I considered that comment as I ate my cereal. On one level, it made sense. In the midst of battle, we need to act. We need levelheaded leaders who can say, This is what we must do. Let’s go. When labor organizer Joe Hill was dying, he reportedly said to his followers, “Don’t mourn. Organize.” Maybe it’s a guy thing, too — who knows?
Yet for the long haul we also need to sort out what we feel. Is not grief a way of expressing our love? Is not anger a natural response to injustice? Is not allowing ourselves to express our guilt and regret, our sadness and rage, a way of drawing close to the God whom we meet at the cross? It is in kneeling at the cross that we discover how close God is to us in our terror and vulnerability and sense of loss. When we look at Jesus dying an agonizing death, we look squarely at everything that frightens us, and does us harm. We face our fear, our sadness, and our guilt. And we see that all of it — all of it — has been taken up by Jesus, that all of it has been embraced by God. There is nowhere we can go, nothing that we can experience, that God in Christ does not share with us. Even our sin, even our willfulness and greed, our impatience and envy, our laziness and despair – all of that, and more, is met on the cross by the outpouring love of God.
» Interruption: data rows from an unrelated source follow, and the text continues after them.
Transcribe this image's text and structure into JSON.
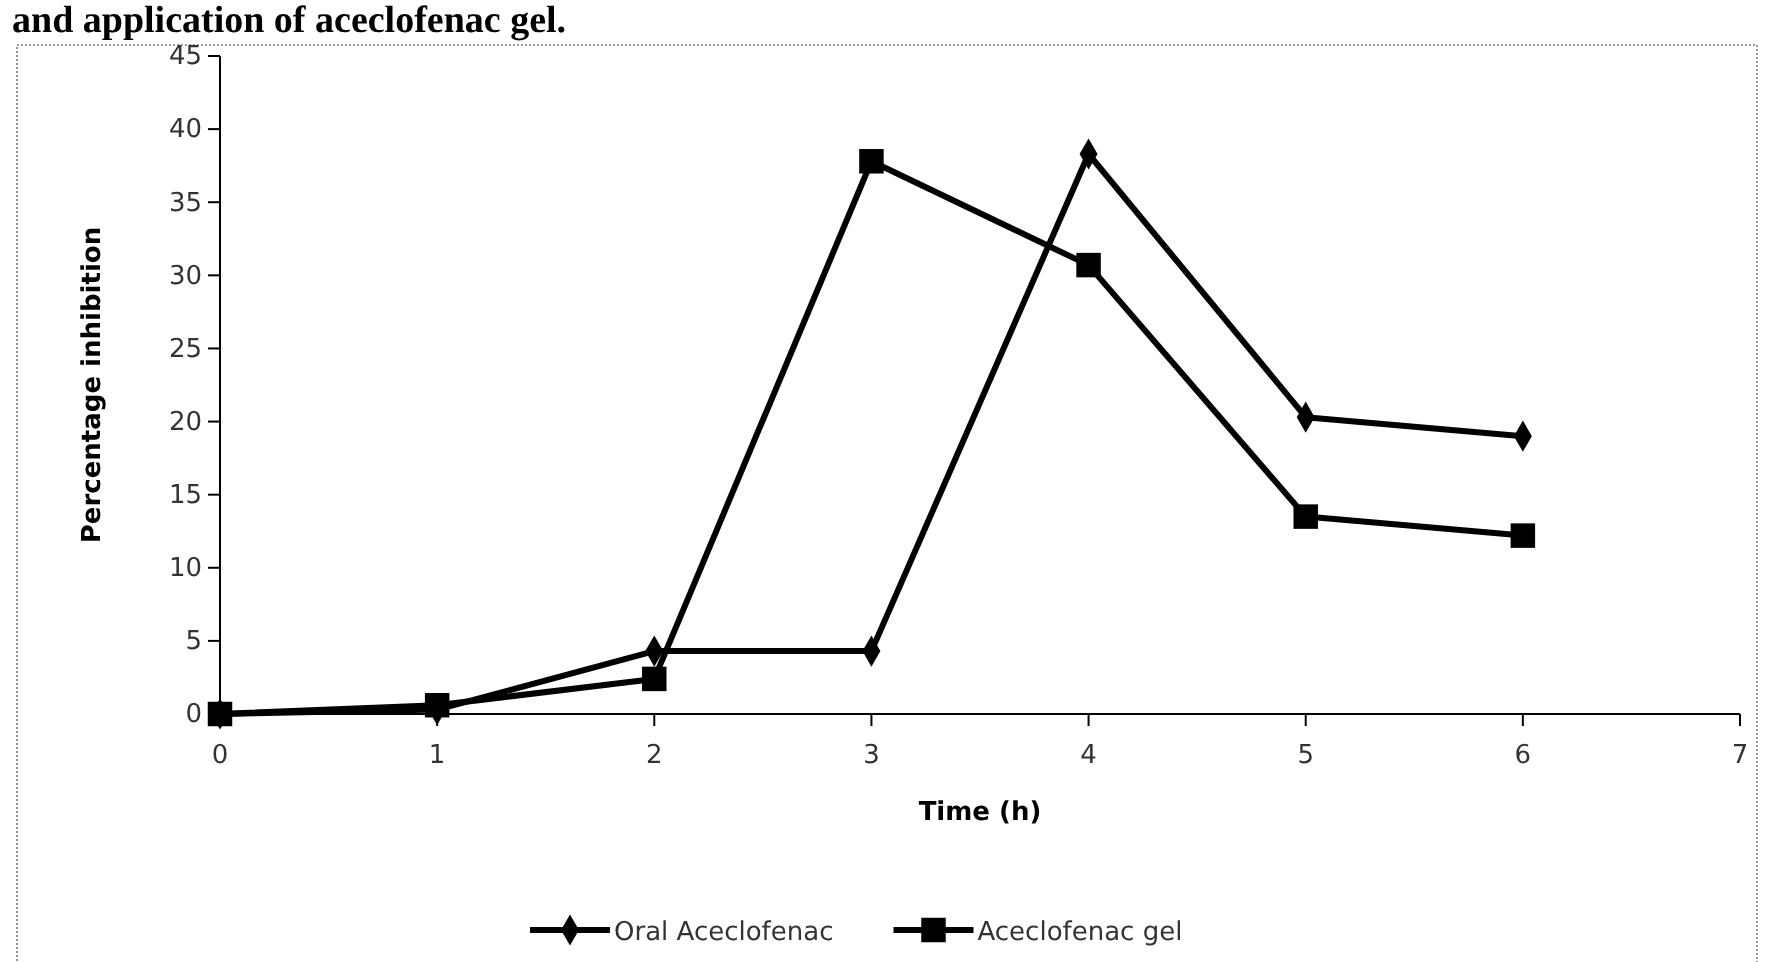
{
  "chart_data": {
    "type": "line",
    "title": "and application of aceclofenac gel.",
    "xlabel": "Time (h)",
    "ylabel": "Percentage inhibition",
    "x": [
      0,
      1,
      2,
      3,
      4,
      5,
      6
    ],
    "series": [
      {
        "name": "Oral Aceclofenac",
        "color": "#000000",
        "marker": "diamond",
        "values": [
          0,
          0.3,
          4.3,
          4.3,
          38.3,
          20.3,
          19.0
        ]
      },
      {
        "name": "Aceclofenac gel",
        "color": "#000000",
        "marker": "square",
        "values": [
          0,
          0.6,
          2.4,
          37.8,
          30.7,
          13.5,
          12.2
        ]
      }
    ],
    "xlim": [
      0,
      7
    ],
    "xticks": [
      0,
      1,
      2,
      3,
      4,
      5,
      6,
      7
    ],
    "ylim": [
      0,
      45
    ],
    "yticks": [
      0,
      5,
      10,
      15,
      20,
      25,
      30,
      35,
      40,
      45
    ],
    "grid": false,
    "legend": "bottom",
    "line_style": "solid"
  }
}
So I invite you to let yourself kneel in your mind’s eye at the foot of the cross and to notice the love you feel for the earth, and where you most feel its pain. Is it the mountains of Appalachia, whose tops are being blown off so that coal companies can extract the coal that generates most of the electricity in this country, perhaps in this very cathedral? Is it the millions of acres of pine trees that have been killed from New Mexico to British Columbia by the mountain pine beetles that no longer die off in winter because the winters are no longer sufficiently cold? Is it the diminishing songbird population, the dying coral reef or alpine meadow, the polar bear on the iceberg or the elephant in the forest? Is it the refugees on the move in sub-Saharan Africa because Lake Chad has dried up, or the islanders forced to leave their homes in the Pacific Ocean because the sea is rising? Is it the poor in this country who struggle to pay high heating bills and who need help to weatherize their houses, if they have one at all? Is it something more modest and closer to home, maybe a particular field once full of meadowlarks and clover in which you wandered as a child but which has since been “developed” into a mall? Or a sweet little city park you once knew that has fallen prey to drug dealers and neglect? Where do you most feel the pain of the earth? Where do you hear the groaning of God’s creation? What do you need to bring to the cross of Christ, where Christ takes up what we cannot bear ourselves, and whose every word to us is love?
1. Facts in this paragraph are from research posted by Lester R. Brown’s Earth Policy Institute.
2. Ibid.
3. For two recent articles on mass extinction, visit “Multitude of Species Face Climate Threat” and “Saving Endangered Species as the Climate Changes”
4. James Gustave Speth, The Bridge on the Edge of the World: Capitalism, the Environment, and Crossing from Crisis to Sustainability, New Haven and London: Yale University Press, 2008, p. x (Preface).